小中学校の夏休み明けの始業日(23日時点)

 新型コロナウイルスの感染急拡大で栃木県に緊急事態宣言が発令される中、25日から順次始まる小中学校の夏休み明けの登校や授業の在り方について、県内10市町の教育委員会が現時点で対応を「検討中」として決めかねていることが23日、下野新聞社の取材で分かった。感染力が強いデルタ株の広がりで学校側は警戒を強めており、さくら市と塩谷町は始業日を遅らせた。残る13市町は「通常登校」の予定だが、県教委は時差登校などを含めた感染対策の強化を検討しており、市町教委も対応を見直す可能性がある。

 「検討中」は栃木、矢板、下野、日光、茂木、市貝、佐野、壬生、那珂川、足利の10市町。日光市は県内25市町の小中学校で最も早く25日に始業日を迎えるが、同市教委の担当者は「市内では子どもの陽性者割合は高くない。その中で一歩踏み込んだ対策がどのようにできるか検討している」と直前まで頭を悩ませている。

 足利市教委は分散登校、オンライン授業、臨時休校などを含め検討中。通常登校にする場合でも、諸事情により自宅学習を希望する生徒には学校に相談の上、オンラインでの授業参加を認めるという。

 27日に始業日を迎える予定だったさくら市と塩谷町は、感染状況などを踏まえて同日を臨時休校とし、土日を挟んで週明けの30日から授業を行う予定だ。さくら市は30、31日を午前中授業とし、接触機会を減らす。

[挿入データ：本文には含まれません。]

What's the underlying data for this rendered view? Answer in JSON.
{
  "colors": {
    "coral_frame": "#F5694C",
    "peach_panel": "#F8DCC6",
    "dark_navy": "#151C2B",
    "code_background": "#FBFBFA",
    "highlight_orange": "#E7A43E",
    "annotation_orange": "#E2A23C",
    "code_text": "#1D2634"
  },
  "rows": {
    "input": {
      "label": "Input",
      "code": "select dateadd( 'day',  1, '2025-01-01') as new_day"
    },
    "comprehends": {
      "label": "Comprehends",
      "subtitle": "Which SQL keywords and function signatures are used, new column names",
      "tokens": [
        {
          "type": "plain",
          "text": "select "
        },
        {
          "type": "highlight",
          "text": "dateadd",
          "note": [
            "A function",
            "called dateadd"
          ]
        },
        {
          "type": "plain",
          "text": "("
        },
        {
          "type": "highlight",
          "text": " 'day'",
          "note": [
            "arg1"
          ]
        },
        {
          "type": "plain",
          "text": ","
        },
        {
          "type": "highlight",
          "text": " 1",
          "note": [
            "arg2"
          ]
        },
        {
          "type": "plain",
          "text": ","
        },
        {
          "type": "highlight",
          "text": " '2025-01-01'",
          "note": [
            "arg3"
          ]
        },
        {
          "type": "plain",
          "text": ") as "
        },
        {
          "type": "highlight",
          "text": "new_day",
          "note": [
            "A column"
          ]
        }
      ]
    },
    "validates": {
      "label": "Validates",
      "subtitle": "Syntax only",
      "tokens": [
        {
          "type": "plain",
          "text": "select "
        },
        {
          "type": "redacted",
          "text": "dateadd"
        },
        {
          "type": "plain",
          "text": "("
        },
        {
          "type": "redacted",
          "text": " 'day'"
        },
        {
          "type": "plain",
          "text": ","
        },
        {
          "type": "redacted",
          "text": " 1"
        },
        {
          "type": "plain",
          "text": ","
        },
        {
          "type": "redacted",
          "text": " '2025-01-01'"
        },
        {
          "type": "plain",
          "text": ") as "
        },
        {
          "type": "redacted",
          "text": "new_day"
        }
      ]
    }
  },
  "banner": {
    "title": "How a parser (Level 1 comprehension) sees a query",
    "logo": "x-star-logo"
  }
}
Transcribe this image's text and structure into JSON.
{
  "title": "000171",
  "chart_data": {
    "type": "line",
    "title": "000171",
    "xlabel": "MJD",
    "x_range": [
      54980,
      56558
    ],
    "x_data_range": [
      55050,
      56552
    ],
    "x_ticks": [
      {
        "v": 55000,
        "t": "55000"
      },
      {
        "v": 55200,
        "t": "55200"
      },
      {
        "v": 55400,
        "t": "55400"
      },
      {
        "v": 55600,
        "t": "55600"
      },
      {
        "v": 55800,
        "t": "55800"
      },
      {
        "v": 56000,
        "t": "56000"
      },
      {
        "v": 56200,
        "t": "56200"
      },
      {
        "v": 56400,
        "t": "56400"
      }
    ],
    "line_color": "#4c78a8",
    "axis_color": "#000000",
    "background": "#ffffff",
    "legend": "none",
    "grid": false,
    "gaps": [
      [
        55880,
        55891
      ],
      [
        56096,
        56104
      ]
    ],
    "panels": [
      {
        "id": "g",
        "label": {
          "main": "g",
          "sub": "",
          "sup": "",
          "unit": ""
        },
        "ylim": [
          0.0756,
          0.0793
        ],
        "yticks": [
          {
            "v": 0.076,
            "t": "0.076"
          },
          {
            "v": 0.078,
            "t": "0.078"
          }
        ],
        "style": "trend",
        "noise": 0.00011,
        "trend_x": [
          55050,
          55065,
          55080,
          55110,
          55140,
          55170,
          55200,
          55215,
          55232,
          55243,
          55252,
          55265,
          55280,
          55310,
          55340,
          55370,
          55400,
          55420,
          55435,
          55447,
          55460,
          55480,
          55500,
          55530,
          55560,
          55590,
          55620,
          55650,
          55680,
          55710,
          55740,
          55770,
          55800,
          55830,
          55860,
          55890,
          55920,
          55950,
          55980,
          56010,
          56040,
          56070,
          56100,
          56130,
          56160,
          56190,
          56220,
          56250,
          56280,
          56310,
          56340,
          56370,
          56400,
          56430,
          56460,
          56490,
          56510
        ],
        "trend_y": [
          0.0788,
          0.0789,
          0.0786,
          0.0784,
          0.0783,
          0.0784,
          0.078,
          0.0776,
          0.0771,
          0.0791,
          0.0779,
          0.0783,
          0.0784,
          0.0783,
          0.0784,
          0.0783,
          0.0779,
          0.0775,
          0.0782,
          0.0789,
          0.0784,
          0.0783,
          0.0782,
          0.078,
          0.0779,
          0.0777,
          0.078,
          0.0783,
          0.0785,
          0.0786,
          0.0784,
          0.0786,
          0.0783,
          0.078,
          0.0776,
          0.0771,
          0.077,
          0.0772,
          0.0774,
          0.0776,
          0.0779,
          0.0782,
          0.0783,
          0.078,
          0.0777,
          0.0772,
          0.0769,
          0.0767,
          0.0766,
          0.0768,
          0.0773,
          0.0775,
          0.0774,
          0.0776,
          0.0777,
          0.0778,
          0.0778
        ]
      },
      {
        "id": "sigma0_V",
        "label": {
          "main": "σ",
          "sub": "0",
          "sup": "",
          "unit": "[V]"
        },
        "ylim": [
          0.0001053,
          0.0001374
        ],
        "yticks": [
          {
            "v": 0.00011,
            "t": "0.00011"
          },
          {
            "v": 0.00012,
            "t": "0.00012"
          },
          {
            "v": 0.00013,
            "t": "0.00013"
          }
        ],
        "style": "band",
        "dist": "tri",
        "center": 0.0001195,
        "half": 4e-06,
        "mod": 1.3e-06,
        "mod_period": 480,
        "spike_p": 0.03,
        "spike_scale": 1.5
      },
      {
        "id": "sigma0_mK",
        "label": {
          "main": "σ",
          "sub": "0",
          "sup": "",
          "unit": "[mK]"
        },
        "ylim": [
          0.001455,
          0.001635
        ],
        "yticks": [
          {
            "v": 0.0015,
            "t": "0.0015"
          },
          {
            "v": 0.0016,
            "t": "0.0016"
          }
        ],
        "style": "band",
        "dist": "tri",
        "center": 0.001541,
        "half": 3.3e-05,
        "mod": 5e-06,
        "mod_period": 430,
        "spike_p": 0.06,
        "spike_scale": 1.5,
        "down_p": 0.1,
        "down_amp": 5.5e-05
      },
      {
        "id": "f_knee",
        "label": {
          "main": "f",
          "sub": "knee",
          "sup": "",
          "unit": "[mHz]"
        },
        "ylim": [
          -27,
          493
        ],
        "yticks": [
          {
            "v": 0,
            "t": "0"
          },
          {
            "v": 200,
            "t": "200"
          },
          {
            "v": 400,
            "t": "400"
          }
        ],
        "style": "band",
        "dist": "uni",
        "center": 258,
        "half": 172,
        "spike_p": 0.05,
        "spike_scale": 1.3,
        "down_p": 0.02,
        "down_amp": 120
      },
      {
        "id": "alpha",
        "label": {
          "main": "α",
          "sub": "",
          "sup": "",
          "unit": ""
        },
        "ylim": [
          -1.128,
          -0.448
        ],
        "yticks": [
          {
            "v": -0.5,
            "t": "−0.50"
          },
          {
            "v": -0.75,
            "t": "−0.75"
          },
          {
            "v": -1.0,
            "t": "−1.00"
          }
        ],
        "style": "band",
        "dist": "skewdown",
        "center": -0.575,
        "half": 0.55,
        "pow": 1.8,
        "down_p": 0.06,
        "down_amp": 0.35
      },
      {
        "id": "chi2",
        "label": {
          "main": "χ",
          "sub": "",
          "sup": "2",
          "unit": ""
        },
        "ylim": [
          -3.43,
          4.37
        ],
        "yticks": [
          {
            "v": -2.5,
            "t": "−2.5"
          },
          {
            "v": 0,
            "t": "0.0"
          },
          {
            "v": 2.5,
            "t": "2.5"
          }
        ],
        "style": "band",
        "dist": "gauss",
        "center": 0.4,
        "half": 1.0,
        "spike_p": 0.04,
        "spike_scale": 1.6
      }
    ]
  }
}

 一方、「通常登校」としているのは真岡、大田原、那須塩原、鹿沼、那須烏山、小山、宇都宮、那須、野木、益子、芳賀、上三川、高根沢の13市町。那須町や益子町は地域の感染者が少ないことを踏まえて決めた。県教委の対応を参考にする市町もあり、今後の対応が変わる可能性がある。

 学校の対応は自治体により異なり、関東では群馬県が県立学校を分散登校とし、同県内の市町教委でも準じた動きが出ている。茨城県は8月末までオンライン授業で対応する方針で、横浜市は月内の臨時休校を決めた。

 文部科学省は「一斉休校」を行わない方針を示しており、地域の感染状況に応じた対応を求めている。県内の感染者の急増を踏まえ、福田富一(ふくだとみかず)知事は20日の臨時記者会見で「分散登校やリモート授業を考えるべきだ」と、各教育委員会に慎重な対応を求めた。